Two words decide what you should be doing as a storm approaches: watch and warning. They sound alike and get mixed up constantly — but they mean very different things, and confusing them costs preparation time you can't get back.
Watch = be ready. Warning = act now.
- A Watch means the hazard is possible in your area. Get ready.
- A Warning means the hazard is expected in your area. Take action now to protect life and property.
The timing built into each
The lead times are deliberate — tied to when it stops being safe to work outside:
- Hurricane Watch — hurricane conditions (sustained winds 74 mph or greater) are possible, issued about 48 hours before tropical-storm-force winds arrive. It comes early because it isn't safe to prepare once the wind is already up.
- Hurricane Warning — hurricane conditions are expected, issued about 36 hours ahead so you can finish preparing or evacuate.

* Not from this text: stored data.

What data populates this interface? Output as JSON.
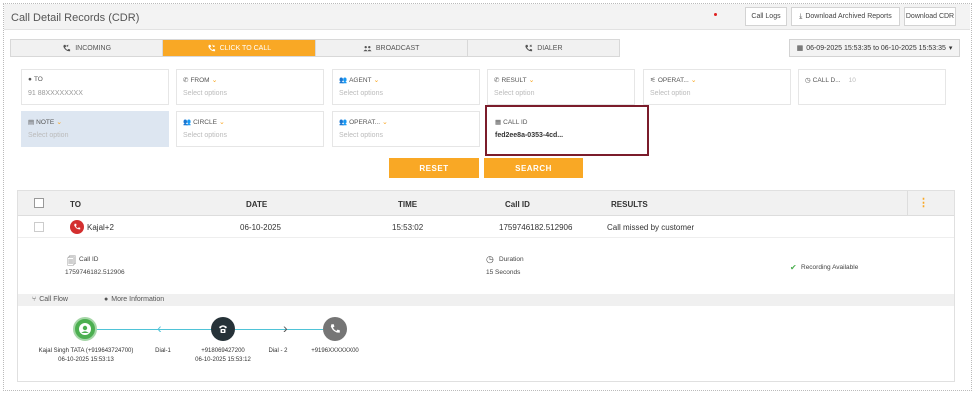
{
  "header": {
    "title": "Call Detail Records (CDR)",
    "buttons": {
      "call_logs": "Call Logs",
      "download_archived": "Download Archived Reports",
      "download_cdr": "Download CDR"
    }
  },
  "tabs": [
    {
      "label": "INCOMING",
      "icon": "incoming-call-icon",
      "active": false
    },
    {
      "label": "CLICK TO CALL",
      "icon": "click-to-call-icon",
      "active": true
    },
    {
      "label": "BROADCAST",
      "icon": "broadcast-icon",
      "active": false
    },
    {
      "label": "DIALER",
      "icon": "dialer-icon",
      "active": false
    }
  ],
  "date_range": "06-09-2025 15:53:35 to 06-10-2025 15:53:35",
  "filters": {
    "to": {
      "label": "TO",
      "value": "91 88XXXXXXXX"
    },
    "from": {
      "label": "FROM",
      "placeholder": "Select options"
    },
    "agent": {
      "label": "AGENT",
      "placeholder": "Select options"
    },
    "result": {
      "label": "RESULT",
      "placeholder": "Select option"
    },
    "operator1": {
      "label": "OPERAT...",
      "placeholder": "Select option"
    },
    "call_duration": {
      "label": "CALL D...",
      "value": "10"
    },
    "note": {
      "label": "NOTE",
      "placeholder": "Select option"
    },
    "circle": {
      "label": "CIRCLE",
      "placeholder": "Select options"
    },
    "operator2": {
      "label": "OPERAT...",
      "placeholder": "Select options"
    },
    "call_id": {
      "label": "CALL ID",
      "value": "fed2ee8a-0353-4cd..."
    }
  },
  "actions": {
    "reset": "RESET",
    "search": "SEARCH"
  },
  "table": {
    "columns": [
      "TO",
      "DATE",
      "TIME",
      "Call ID",
      "RESULTS"
    ],
    "row": {
      "to": "Kajal+2",
      "date": "06-10-2025",
      "time": "15:53:02",
      "call_id": "1759746182.512906",
      "result": "Call missed by customer"
    },
    "detail": {
      "call_id_label": "Call ID",
      "call_id_value": "1759746182.512906",
      "duration_label": "Duration",
      "duration_value": "15 Seconds",
      "recording": "Recording Available"
    },
    "flow_tabs": {
      "call_flow": "Call Flow",
      "more_info": "More Information"
    },
    "flow": {
      "node1_name": "Kajal Singh TATA (+919643724700)",
      "node1_time": "06-10-2025 15:53:13",
      "dial1": "Dial-1",
      "node2_name": "+918069427200",
      "node2_time": "06-10-2025 15:53:12",
      "dial2": "Dial - 2",
      "node3_name": "+9196XXXXXX00"
    }
  },
  "colors": {
    "accent": "#f9a825",
    "missed": "#d32f2f",
    "agent_green": "#4caf50",
    "flow_line": "#4fc3d7",
    "highlight_border": "#7b1c2b"
  }
}
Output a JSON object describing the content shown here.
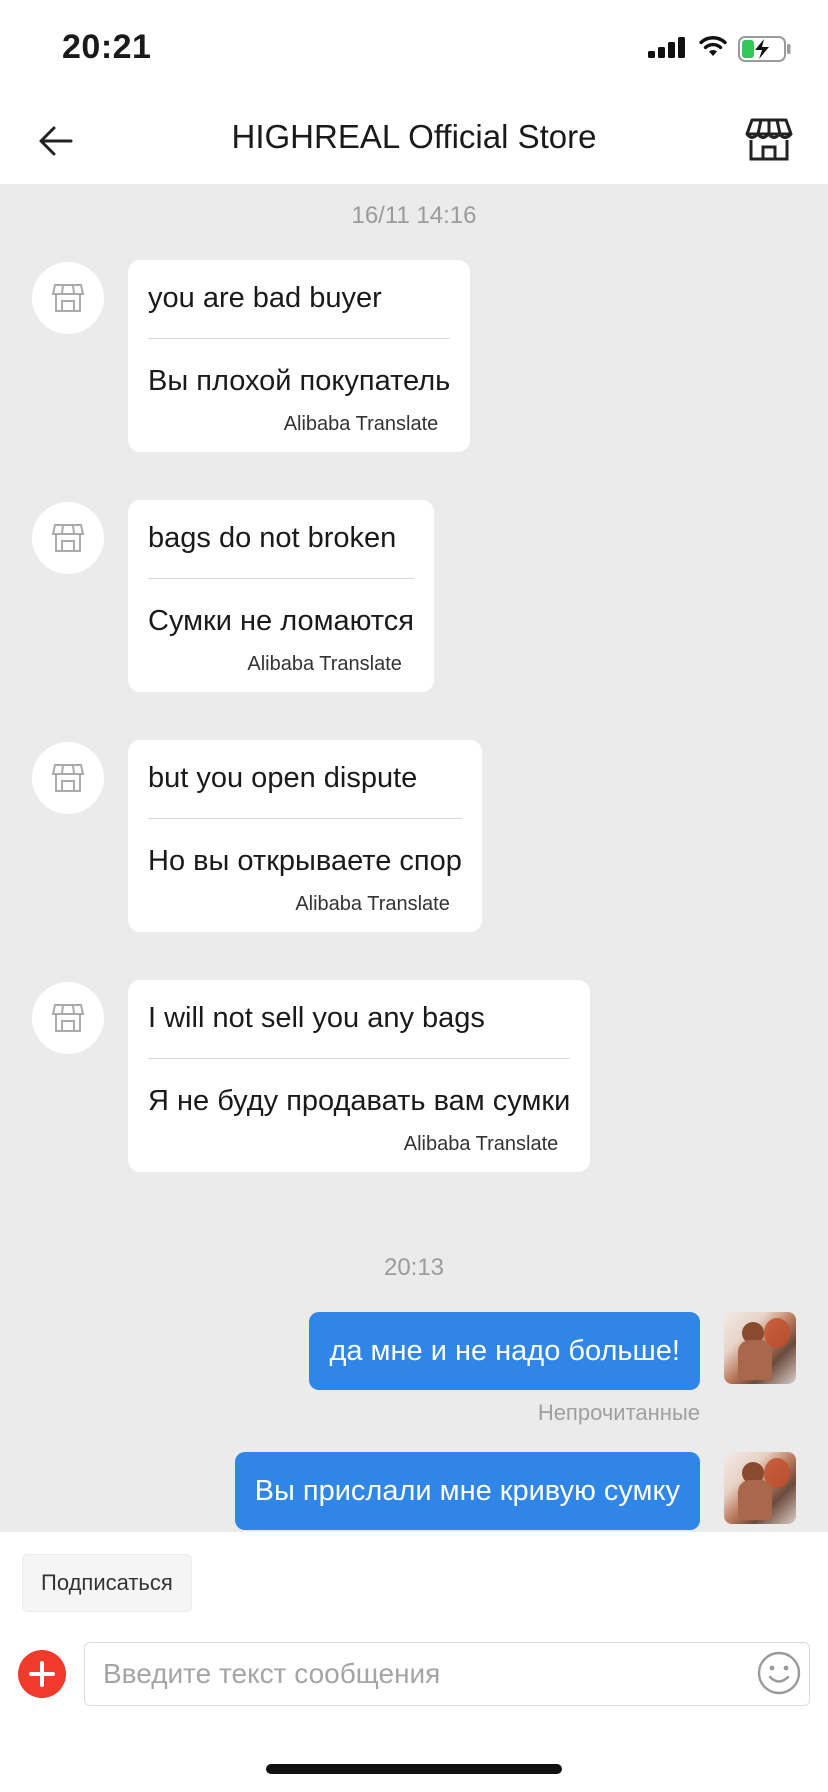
{
  "status_bar": {
    "time": "20:21"
  },
  "header": {
    "title": "HIGHREAL Official Store",
    "back_icon": "arrow-left-icon",
    "store_icon": "storefront-icon"
  },
  "chat": {
    "timestamps": [
      "16/11 14:16",
      "20:13"
    ],
    "incoming": [
      {
        "original": "you are bad buyer",
        "translation": "Вы плохой покупатель",
        "tag": "Alibaba Translate"
      },
      {
        "original": "bags do not broken",
        "translation": "Сумки не ломаются",
        "tag": "Alibaba Translate"
      },
      {
        "original": "but you open dispute",
        "translation": "Но вы открываете спор",
        "tag": "Alibaba Translate"
      },
      {
        "original": "I will not sell you any bags",
        "translation": "Я не буду продавать вам сумки",
        "tag": "Alibaba Translate"
      }
    ],
    "outgoing": [
      {
        "text": "да мне и не надо больше!"
      },
      {
        "text": "Вы прислали мне кривую сумку"
      }
    ],
    "unread_label": "Непрочитанные"
  },
  "bottom_bar": {
    "subscribe_label": "Подписаться",
    "input": {
      "placeholder": "Введите текст сообщения",
      "value": ""
    }
  },
  "colors": {
    "accent_blue": "#2f86e6",
    "plus_red": "#f13a2b",
    "chat_bg": "#ebebeb"
  }
}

- Tropical Storm Watch / Warning — same 48-hour / 36-hour timing, for sustained winds of 39-73 mph.
What it looks like on a timeline
Say a hurricane is three days out. Around two days before the winds would reach you, NHC raises a Hurricane Watch — your cue to review the plan, fuel up, and gather supplies while stores are open and roads are clear. Around a day and a half before, if the threat firms up, that becomes a Hurricane Warning — finish up, and if you're told to evacuate, leave. Notice the warning lands 36 hours before tropical-storm-force winds, not before the eye: once those winds arrive, your window to act — or to drive out — is already closing.
Don't overlook the separate Storm Surge Watch and Warning
Because the water is the deadliest part of a hurricane, NHC issues a Storm Surge Watch (life-threatening inundation possible, generally ~48 hours) and a Storm Surge Warning (life-threatening inundation a danger, generally ~36 hours) on their own — independent of the wind warning. You can be under a Storm Surge Warning even where the wind warning is lower, so check both.
What to do at each stage
- Watch issued: review your plan, fuel up, charge devices, gather supplies, refill prescriptions, and confirm your evacuation zone.
- Warning issued: finish preparations early, secure or bring in loose outdoor items, and if officials tell you to evacuate, go immediately — don't wait for conditions to worsen.
Bottom line
Watch means get ready; warning means do it now. Track both the wind and the storm-surge versions, and let the warning — not the sky outside your window — tell you when your time is up.